Gerson a six enfants, de deux mariages différents. Il est installé à Pirituba depuis treize ans. Neuzia, elle, a 42 ans, elle en paraît 60. Ses parents sont venus du Paraguay, elle est devenue brésilienne. Elle habite une maison en bois délabrée et quasi insalubre dans une petite ruelle de Pirituba. Son mari nous voit mais il ne sort pas. Neuzia ne votera pas Dilma, sans trop savoir pourquoi. Lorsqu’on lui demande ce que le passage de Lula a changé pour elle, elle répond « pas grand-chose ». Mais elle dit que pour d’autres, ça a été positif. Elle a voté Lula aux précédentes élections.
« Nous avons de l’amour pour Lula, et c’est pour cela que nous votons pour lui. Il a fait beaucoup de choses, mais c’est peut-être trop tard pour moi. Pourtant je l’ai toujours aimé, plus que les autres, car il a eu une vie difficile, comme moi. Je me sens proche de lui pour ça. »
Un peu plus loin on croise Sabrina, 32 ans. Elle nous avoue qu’elle songe à voter pour José Serra, « parce qu’il est meilleur que Lula sur la santé ». Deux types lui tombent gentiment sur le râble, une discussion s’engage. Elle dure près de quinze minutes, un gars du quartier défend le bilan de Lula devant Sabrina. A la fin de la discussion, elle nous avoue penaude qu’elle va reconsidérer sa décision. Lula ou pas, le chef du clan nous demande de regagner nos voitures et de quitter Pirituba : un mauvais coup se prépare. Le passage de Lula au pouvoir a réduit les inégalités mais n’a pas fait disparaître la violence. Ces trois derniers mois, près de 700 personnes auraient été tuées par balle à São Paulo.
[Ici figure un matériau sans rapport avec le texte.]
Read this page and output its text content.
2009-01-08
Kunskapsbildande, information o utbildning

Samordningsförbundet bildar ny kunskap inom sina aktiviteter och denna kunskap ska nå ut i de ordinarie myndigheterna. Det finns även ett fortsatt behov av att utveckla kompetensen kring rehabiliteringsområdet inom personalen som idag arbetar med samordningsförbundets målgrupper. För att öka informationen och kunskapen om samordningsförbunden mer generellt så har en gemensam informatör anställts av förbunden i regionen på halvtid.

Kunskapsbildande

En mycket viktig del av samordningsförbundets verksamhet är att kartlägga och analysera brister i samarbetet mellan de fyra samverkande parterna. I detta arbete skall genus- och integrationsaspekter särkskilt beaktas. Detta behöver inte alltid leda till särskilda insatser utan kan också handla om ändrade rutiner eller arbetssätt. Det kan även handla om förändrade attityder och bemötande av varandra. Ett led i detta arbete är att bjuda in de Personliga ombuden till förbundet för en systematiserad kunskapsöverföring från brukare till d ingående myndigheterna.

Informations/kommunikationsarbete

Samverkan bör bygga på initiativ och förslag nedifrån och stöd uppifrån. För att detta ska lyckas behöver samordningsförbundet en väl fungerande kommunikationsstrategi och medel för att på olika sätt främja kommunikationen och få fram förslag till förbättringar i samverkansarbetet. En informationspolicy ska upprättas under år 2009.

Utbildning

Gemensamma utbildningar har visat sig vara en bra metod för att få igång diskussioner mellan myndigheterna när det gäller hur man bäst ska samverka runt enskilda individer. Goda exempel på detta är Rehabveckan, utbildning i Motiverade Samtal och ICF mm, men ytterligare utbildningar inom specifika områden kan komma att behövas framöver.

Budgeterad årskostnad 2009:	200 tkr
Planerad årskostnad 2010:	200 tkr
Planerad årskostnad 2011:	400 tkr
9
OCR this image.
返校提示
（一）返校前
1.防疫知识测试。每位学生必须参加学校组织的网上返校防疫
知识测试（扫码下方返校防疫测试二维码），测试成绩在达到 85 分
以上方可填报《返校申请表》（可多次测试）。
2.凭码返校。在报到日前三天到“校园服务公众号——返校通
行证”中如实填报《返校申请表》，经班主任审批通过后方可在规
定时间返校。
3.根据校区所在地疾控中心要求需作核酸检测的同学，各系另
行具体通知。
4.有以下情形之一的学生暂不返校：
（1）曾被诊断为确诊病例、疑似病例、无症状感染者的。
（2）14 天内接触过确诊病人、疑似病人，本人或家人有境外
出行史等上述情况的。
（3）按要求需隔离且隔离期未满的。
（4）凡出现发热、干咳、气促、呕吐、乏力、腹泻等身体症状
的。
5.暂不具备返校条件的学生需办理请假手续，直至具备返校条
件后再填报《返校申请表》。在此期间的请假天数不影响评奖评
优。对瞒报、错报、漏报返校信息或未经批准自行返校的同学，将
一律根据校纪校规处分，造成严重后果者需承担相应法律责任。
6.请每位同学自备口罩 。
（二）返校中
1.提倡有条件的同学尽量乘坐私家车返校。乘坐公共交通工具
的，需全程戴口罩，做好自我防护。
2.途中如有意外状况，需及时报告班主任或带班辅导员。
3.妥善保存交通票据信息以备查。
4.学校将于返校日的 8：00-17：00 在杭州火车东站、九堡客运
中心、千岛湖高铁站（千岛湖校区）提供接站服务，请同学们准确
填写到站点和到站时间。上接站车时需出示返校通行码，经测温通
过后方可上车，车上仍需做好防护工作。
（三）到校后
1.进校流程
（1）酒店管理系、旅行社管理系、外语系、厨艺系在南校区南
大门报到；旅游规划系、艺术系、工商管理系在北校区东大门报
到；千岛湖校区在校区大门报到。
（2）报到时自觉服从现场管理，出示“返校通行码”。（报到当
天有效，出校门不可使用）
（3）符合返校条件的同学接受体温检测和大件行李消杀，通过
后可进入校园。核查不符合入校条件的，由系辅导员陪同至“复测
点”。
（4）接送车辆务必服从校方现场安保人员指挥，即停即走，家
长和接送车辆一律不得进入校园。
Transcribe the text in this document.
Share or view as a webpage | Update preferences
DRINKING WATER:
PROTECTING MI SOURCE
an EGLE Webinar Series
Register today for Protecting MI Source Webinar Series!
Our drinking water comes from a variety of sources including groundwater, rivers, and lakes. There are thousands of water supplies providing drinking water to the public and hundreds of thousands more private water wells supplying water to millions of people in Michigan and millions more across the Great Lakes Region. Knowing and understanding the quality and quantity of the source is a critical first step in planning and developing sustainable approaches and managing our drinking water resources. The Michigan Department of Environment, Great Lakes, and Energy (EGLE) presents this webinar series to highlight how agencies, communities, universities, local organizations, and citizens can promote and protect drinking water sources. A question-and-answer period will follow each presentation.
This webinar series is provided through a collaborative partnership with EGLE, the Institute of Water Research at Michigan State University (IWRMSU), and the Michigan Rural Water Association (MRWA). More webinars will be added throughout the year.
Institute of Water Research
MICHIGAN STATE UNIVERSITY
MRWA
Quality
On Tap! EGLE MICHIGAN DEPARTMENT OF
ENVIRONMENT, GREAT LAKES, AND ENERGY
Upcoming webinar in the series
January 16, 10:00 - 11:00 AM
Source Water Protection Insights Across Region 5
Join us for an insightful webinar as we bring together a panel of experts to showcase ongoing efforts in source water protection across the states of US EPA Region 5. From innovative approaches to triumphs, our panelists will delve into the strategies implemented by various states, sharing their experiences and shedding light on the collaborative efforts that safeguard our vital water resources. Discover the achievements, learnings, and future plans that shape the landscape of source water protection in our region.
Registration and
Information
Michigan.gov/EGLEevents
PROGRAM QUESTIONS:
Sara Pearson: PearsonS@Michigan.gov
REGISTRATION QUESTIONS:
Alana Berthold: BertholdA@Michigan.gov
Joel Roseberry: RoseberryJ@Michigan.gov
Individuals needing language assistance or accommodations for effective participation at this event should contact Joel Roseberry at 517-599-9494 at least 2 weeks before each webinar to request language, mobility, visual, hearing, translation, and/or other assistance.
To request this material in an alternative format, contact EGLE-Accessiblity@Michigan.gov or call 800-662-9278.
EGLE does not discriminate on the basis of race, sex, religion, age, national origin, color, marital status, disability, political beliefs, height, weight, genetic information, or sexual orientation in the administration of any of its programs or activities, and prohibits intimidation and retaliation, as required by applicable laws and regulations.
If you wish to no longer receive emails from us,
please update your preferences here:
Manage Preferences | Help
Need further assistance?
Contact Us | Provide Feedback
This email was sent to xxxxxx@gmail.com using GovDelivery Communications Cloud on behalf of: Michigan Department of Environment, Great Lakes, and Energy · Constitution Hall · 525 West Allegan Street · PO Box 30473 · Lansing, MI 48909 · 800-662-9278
« Lula n’a pas réglé tous les problèmes. Au Brésil, les très riches exploitent encore beaucoup de gens très pauvres. Les choses vont de mieux en mieux, certes. Les politiques volontaristes de Lula ont porté leurs fruits », explique Marcelo Coelho, éditorialiste au grand quotidien Folha de São Paulo. « Les scandales de corruption qui ont frappé le PT n’ont pas atteint Lula, cela lui a même permis de faire le vide. Lula, il faut le dire, a eu beaucoup de chance. Il y a certes eu une vraie rencontre entre lui et le Brésil, mais la croissance forte du pays l’a beaucoup aidé : cette année, 7 % encore, ce qui place le Brésil au même niveau que l’Inde et la Chine. Il en a peut-être profité un peu plus que les autres. Pour la première fois, on se dit que le Brésil pourrait vivre ses trente glorieuses. Tout le monde l’espère en tout cas. »
La ville de São Bernardo jouxte São Paulo. C’est ici que Lula a mené ses premières luttes dans les années 1970. São Bernardo apparaît comme un symbole de ce Brésil ambitieux. Des dizaines de tours en construction, dont les appartements sont presque tous vendus, toisent désormais la ville. Les ouvriers des usines peuvent espérer accéder à la propriété. São Bernardo devient peu à peu une ville de classe moyenne, ce qu’elle n’était pas il y a encore dix ans.
Lula est passé par là. Le puissant syndicat de la métallurgie, dont il fut le président à 30 ans en 1975, a garanti sur la durée des salaires moyens plutôt élevés, 1 500 reals dans la métallurgie contre 500 pour le salaire minimum (686 euros contre 228). Tout est parti de l’usine Scania, où Lula a mené les grèves devenues mythiques de la fin des années 1970.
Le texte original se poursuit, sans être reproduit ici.